Unleashing Ed Tech Potential?

It is no secret that Eduflack has been less than impressed with the federal government’s recent commitment (or lack there of) to education technology.  In recent years, federal dollars for ed tech have been a fraction of what they should be or of what other industries experience.  And this year, as part of the budget process, the White House and Congress agreed to put the EETT program out to pasture, killing a terrific program that directed needed dollars to supporting classroom educators on how best to incorporate technology into classroom instruction.

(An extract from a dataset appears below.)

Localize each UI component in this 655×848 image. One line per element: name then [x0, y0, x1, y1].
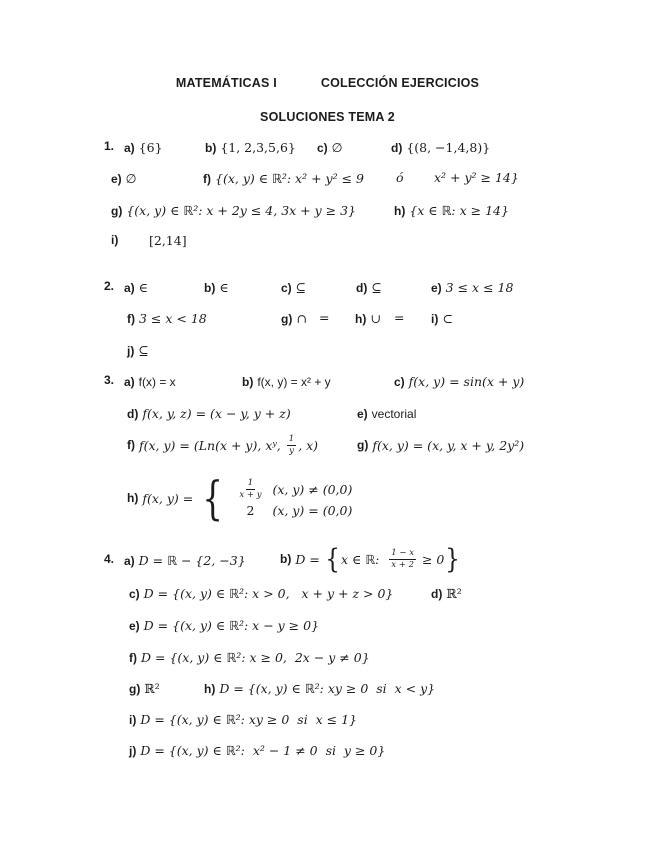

As the feds look to pare back its commitment to ed tech, it should come as no surprise that others are taking a closer look at how to direct more resource and better direct existing resource into the classroom.  Under the guide of determining how we provide a 21st century classroom and learning experience for all 21st century students, we are now seeing states, school districts, non-profits, and the private sector step in to fill a much-needed role.
The latest example of this is the Boston Consulting Group, which today released a new report entitled Unleashing the Potential of Technology in Education.  The report is best consumed in two chunks.  The first is a primer on the “closed loop instructional system,” a model that BCG researchers see as essential to maximizing technology investment in our K-12 education systems.
The second chunk is the always necessary list of recommendations for policymakers.  (And I’ll say it again, if a group issues a report without a specific call to action or clear recommendations, it may as well release a study with nothing more than blank pages.
Unleashing the Potential offers seven recommendations for decisionmakers:
* Embrace a holistic closed-loop strategy to meet clear educational goals
* Enable teachers to use and leverage technology in the classroom
* Create and engaging student experience
* Promote the development of high-quality digital assessments that enable continuous feedback
* Develop a critical mass of research that confirms – or refutes – technology’s benefits
* Enact policies that encourage and facilitate the proliferation of digital learning
* Build an information and communications technology (ICT) infrastructure that enables the closed loop
Who can argue with that?  Clear goals.  Teacher empowering and student centric.  Assessments.  Research and evidence.  It sells in districts urban, suburban, and rural.  And it has something for the strongest of reformers and the most loyal of status quoers. 
Best of all, it provides some ideas for the education policy community to chew on, particularly the merits of a closed-loop instructional system.  At a time when dedicated ed tech dollars are being eliminated by the feds, supposedly replaced with ed tech being “embedded” in K-12 in general, such a system can be a win-win.
Yes, it is seriously disappointing to see in print that technology spending in the education space is just one third of what other sectors spend on IT (when you look at it in terms of total percentage of operating costs).  And yes, one realizes we aren’t going to be tripling ed tech spending in the near future.  But it is refreshing to see ed tech talked about in ways other than hardware.  And it is particularly refreshing to see some real potential for how to maximize the intersection of ed tech and human capital in our education system.
(Full disclosure: Eduflack has advised BCG and ed tech groups over the years.)